Hi John,
Your replies in red, mine in black:
[color:red]On your suggestion regarding the Alter Cup - that's a sore point with me as well, but I'd like some more info from your perspective. Please clarify what you mean by the regatta being damaged. Do you feel there are too many participants? How would you feel about the same number of participants, but MORE areas (e.g., 12-15 areas sending teams rather than the current 10)? Keep in mind that US Sailing does not currently recognize the Alter Cup as a Championship due to the three petition positions. One of my personal goals is to see that the Cup gets full Championship status back.
As a brief history this was a fine event and pitted the top teams from the ten areas. And boat manufacturers were kind enough to supply 10 boats for the competition. The ten boats were sailed in a round-robin format so that no one was stuck with a "bad" boat.

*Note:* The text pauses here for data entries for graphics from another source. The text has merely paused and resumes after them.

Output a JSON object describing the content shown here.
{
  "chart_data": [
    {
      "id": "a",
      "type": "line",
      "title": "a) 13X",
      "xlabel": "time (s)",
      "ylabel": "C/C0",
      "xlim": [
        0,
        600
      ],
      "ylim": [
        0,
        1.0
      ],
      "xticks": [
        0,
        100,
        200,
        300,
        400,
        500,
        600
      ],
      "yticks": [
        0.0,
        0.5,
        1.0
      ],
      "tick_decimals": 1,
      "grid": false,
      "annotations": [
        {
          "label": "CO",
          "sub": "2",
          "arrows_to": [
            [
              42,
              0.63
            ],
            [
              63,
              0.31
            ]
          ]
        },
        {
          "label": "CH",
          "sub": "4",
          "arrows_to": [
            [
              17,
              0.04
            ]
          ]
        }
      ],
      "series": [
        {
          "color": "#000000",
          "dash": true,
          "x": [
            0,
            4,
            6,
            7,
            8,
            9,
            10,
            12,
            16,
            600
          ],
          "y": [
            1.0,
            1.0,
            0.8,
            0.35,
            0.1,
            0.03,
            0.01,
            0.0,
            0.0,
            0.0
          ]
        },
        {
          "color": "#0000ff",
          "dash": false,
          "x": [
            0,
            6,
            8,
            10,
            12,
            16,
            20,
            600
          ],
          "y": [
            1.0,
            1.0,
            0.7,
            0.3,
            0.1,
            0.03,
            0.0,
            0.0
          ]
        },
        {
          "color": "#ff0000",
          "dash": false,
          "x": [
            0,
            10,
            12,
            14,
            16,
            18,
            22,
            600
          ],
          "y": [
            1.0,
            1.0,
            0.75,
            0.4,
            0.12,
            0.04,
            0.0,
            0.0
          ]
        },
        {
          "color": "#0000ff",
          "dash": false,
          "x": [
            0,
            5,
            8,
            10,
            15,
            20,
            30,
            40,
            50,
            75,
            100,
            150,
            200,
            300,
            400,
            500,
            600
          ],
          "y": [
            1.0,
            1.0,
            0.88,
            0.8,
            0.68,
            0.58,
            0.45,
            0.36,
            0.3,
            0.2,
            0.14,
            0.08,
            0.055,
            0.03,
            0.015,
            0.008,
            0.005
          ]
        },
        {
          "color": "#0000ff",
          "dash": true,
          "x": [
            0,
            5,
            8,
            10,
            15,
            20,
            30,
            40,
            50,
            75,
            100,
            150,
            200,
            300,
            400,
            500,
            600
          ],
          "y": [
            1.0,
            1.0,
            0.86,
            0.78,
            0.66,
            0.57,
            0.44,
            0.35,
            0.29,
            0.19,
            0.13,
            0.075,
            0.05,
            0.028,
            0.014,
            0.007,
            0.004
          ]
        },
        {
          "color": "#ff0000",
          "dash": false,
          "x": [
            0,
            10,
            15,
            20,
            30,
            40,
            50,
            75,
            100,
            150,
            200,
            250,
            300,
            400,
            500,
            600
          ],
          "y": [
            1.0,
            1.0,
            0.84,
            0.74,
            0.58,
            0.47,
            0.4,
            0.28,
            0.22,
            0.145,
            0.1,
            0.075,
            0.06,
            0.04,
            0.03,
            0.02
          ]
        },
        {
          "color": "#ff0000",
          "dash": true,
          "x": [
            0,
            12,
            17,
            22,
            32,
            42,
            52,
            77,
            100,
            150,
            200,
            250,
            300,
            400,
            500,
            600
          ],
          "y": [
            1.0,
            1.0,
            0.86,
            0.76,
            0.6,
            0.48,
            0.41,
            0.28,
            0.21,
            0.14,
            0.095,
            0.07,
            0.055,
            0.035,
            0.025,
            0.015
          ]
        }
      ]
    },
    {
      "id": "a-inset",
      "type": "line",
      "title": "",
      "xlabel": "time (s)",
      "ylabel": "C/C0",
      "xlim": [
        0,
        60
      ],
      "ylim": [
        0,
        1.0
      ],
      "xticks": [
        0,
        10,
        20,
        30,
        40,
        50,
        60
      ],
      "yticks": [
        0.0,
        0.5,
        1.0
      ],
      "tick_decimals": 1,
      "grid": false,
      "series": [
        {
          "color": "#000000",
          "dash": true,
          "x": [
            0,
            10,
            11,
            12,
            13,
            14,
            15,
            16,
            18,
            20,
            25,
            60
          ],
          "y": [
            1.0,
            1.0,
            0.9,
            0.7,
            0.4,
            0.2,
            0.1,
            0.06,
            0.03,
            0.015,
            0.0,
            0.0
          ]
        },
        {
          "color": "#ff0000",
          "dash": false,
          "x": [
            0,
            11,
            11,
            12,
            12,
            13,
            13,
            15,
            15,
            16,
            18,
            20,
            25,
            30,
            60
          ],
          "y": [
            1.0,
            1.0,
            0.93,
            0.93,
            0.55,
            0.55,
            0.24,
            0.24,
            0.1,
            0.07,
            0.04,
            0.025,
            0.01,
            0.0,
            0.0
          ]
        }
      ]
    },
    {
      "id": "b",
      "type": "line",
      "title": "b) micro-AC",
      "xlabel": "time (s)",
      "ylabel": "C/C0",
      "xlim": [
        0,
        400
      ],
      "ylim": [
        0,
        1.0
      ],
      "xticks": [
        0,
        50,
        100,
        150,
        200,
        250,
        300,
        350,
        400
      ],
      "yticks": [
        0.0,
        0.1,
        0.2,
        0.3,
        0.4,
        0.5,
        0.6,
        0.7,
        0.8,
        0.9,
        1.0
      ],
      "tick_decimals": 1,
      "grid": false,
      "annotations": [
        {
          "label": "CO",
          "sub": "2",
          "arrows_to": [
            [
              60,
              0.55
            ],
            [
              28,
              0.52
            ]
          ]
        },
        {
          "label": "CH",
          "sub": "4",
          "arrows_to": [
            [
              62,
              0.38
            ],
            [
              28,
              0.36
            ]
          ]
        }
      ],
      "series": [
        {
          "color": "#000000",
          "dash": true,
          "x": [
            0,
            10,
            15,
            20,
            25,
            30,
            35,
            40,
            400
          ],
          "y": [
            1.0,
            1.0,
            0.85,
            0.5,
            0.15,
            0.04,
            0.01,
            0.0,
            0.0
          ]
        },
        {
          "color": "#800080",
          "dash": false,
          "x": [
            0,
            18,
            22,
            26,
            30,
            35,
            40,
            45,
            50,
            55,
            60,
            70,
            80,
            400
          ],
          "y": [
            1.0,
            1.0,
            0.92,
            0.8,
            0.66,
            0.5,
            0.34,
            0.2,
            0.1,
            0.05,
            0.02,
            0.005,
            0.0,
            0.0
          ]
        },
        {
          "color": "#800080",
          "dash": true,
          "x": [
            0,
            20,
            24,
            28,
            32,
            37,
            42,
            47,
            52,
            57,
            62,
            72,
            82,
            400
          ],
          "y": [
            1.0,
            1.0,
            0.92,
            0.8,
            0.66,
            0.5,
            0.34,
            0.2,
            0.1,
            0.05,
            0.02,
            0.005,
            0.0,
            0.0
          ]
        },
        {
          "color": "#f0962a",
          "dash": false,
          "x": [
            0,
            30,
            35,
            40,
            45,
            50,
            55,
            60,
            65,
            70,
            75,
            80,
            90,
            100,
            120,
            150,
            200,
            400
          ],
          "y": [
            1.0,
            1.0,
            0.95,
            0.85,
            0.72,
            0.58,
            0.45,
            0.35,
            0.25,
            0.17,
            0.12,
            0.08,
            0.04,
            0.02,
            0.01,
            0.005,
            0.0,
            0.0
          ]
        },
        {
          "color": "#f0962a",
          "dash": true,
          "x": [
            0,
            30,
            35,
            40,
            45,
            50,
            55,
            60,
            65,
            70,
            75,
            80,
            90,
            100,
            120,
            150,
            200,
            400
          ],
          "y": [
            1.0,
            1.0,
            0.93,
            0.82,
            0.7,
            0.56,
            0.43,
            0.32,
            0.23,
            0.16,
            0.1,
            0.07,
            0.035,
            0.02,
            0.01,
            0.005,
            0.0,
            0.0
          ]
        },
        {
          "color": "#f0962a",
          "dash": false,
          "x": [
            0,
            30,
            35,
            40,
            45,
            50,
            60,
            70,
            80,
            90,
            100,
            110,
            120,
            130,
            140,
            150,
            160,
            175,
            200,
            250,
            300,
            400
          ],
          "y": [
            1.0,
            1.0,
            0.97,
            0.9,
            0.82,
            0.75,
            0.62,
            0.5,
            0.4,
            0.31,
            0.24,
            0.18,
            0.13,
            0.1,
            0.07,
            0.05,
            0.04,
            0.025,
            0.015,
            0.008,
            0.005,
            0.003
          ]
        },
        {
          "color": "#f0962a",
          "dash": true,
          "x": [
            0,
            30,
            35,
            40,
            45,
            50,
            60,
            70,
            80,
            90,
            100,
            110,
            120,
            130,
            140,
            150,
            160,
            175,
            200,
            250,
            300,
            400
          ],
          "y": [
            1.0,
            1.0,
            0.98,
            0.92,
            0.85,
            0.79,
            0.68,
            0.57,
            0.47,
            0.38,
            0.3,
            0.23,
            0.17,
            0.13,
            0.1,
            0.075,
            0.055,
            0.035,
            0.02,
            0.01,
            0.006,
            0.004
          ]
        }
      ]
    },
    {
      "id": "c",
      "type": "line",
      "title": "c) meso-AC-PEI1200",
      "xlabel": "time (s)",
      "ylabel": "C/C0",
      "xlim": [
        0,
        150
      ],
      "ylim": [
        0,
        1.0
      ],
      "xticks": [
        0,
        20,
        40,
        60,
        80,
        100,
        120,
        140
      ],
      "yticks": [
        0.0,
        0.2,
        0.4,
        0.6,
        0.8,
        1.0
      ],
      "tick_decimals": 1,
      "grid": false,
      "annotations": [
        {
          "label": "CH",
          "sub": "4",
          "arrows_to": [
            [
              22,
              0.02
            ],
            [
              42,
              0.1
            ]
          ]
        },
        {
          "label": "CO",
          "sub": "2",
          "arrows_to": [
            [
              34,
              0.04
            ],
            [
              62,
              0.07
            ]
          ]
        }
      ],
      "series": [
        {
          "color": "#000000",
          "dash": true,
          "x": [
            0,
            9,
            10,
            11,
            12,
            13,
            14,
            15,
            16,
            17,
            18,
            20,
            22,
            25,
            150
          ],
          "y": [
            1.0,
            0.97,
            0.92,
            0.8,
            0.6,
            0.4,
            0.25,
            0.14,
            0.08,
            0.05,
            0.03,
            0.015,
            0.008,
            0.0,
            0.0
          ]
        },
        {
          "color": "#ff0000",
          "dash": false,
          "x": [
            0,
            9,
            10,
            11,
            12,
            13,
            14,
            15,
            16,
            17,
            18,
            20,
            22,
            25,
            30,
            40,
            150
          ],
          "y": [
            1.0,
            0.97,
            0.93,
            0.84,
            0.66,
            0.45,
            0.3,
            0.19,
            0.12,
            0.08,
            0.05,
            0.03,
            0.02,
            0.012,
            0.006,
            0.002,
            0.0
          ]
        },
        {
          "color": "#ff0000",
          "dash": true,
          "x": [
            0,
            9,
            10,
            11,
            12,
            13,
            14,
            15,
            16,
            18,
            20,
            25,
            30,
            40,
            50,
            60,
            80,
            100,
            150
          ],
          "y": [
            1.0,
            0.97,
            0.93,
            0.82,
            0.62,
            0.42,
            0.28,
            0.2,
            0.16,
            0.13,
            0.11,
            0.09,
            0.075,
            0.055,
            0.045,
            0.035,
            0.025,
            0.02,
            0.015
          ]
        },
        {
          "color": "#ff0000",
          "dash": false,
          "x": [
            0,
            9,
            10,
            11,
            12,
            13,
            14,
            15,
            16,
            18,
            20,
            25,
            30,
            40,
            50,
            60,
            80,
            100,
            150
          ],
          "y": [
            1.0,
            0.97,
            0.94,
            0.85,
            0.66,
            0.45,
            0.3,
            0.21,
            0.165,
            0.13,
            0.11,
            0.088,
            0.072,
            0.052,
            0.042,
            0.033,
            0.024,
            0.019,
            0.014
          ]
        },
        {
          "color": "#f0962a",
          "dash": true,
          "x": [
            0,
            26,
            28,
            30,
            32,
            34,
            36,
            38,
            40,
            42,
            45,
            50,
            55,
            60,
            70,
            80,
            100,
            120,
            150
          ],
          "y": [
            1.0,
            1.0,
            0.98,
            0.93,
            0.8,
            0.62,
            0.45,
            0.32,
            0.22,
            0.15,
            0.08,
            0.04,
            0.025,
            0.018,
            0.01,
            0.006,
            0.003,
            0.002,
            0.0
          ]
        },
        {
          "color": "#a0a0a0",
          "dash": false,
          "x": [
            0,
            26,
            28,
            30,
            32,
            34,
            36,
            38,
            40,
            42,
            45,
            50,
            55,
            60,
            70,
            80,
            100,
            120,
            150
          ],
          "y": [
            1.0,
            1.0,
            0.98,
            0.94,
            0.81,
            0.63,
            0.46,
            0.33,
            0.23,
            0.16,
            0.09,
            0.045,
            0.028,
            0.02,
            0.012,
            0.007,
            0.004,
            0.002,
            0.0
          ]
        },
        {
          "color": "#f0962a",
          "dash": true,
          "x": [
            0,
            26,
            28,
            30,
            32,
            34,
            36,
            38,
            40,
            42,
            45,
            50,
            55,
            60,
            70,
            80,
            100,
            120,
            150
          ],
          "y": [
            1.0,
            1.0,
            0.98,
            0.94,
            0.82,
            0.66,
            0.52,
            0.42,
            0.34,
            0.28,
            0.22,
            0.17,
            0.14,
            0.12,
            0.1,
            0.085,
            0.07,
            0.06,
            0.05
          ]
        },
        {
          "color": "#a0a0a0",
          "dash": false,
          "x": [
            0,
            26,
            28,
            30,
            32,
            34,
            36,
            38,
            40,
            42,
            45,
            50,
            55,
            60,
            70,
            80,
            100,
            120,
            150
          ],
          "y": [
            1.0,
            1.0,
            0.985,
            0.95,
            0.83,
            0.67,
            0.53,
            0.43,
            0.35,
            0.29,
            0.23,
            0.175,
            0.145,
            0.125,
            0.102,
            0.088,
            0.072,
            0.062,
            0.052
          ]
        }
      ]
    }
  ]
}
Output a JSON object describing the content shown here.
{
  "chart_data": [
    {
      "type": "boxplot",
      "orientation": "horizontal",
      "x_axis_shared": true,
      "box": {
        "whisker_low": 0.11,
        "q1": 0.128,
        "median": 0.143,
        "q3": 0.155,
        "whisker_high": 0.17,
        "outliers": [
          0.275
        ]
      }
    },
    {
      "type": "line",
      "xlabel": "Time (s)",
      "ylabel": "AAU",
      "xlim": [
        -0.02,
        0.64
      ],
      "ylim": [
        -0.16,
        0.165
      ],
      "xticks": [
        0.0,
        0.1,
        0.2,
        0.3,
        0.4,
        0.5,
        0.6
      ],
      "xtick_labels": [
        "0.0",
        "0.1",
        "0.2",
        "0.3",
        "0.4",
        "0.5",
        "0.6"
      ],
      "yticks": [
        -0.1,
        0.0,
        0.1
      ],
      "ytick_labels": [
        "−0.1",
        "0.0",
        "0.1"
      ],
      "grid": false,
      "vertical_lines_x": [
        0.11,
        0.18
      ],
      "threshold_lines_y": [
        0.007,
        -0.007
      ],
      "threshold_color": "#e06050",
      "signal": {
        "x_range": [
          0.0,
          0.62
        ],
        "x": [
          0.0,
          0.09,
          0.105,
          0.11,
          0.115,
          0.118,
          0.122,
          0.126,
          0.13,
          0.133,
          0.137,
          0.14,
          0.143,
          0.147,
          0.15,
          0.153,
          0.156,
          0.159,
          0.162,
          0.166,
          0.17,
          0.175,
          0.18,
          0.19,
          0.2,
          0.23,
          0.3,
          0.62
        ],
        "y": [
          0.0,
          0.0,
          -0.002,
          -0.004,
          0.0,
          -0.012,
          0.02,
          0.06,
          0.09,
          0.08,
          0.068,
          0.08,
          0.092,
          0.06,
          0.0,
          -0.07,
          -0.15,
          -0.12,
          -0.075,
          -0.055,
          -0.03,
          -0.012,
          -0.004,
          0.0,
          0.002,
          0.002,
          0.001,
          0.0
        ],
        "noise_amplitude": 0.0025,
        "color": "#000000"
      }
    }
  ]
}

Simply put: if you won your area, you went to the Alter Cup and there met the winners from the other nine areas. I was lucky enough to eke out a win from my area and was present for the very first one at Tom's River, NJ (won by Carlton Tucker, I might add).
By the way, this is the way all US Sailing Championships are run.
But there was a faction in the multihulls that decided we are much smarter and had much better ideas than what tradition and experience have given us and petitioned to get all the top guns from all the top classes to be there. They would have liked to eliminate the 10 area teams, but could not get that pushed through.
Forgive my digression, but their reasoning was that there were more rock star sailors in California than anywhere else and why should they only be able to send one of their very best. They voiced the opinion that why should unknown sailors from Iowa, Connecticut, Ohio or North Carolina be there when such great as Hobie, Jr., Alan Egusa, et al sit at home?
Now, I see in another post of this thread that some feel the same way about the Florida area and our overflow of great sailors.
None of that made any sense to me then, nor does it now. Each area simply sends their very best team.., and that is it. That way you have the entire country represented in a National Championship. Each sending their best. Sure, there may be some rock stars from Florida that may not get to go, but that would be because they lost to the guy that is going.
So, now they needed 20 boats but no boat manufacturer was about to put up that many boats. The answer was to devise this logistical calculation that somehow put all the sailors on all the boats some of the time. While it was a very clever way to handle 20 teams, it could only be done with exactly 20 teams.
Quite often there would be champs from not well known classes that were totally ignored (i.e., Shark, Isotope, some Nacras, et al) and in order to fill the 20 team spots they quietly asked for petitions to sail in those spots.
In one of the first of these events I went by petition although I had not won a decent race all year and did not deserve to go. But I wanted to test the water. Then just before the Alter Cup they were still short three positions. They started calling around to their local sailors to see who wanted to be in the Alter Cup at the last moment. They had sailors brought in right off the beach.
This did not make a Championship in my mind. Guess that was what I meant by it being damaged.
And now the thing has developed to a point there are two fleets.
I would propose we go back to the original format.
For those that think the teams should all be rock stars, fine! Have an invitational regatta following the Alter Cup or just before it that brings ten National Champions to the table. While we are at it have the same boats used for a Women's Championship and then a Junior Championship, and perhaps even a Masters..
[color:red]Regarding ratings - are you referring to boat or crew weight? What, in your opinion, makes the rating unuseable by not having one or both specified by Portsmouth or by Class Association? Can you give me an example - I think I'm missing your point...
Once we had modifications if you sailed a two-person boat single handed, and if you sailed a single-handed boat with two. That is no longer in the modifications.
It seems they took that Fat Boy thing and combined it with the two person, one person thing and ended up with percentages of the minimum weight.
That might be fine for boats with minimum weights, but there are lots of good classes that do not have minimum weights.
For example, I sailed my Taipan 4.9 Uni which I normally sail by myself in the Key Largo Steeplechase. However, the SI's do not allow for single-handing that race, so I had a petite lady sail with me. But there was no way to change the rating under the present modifications.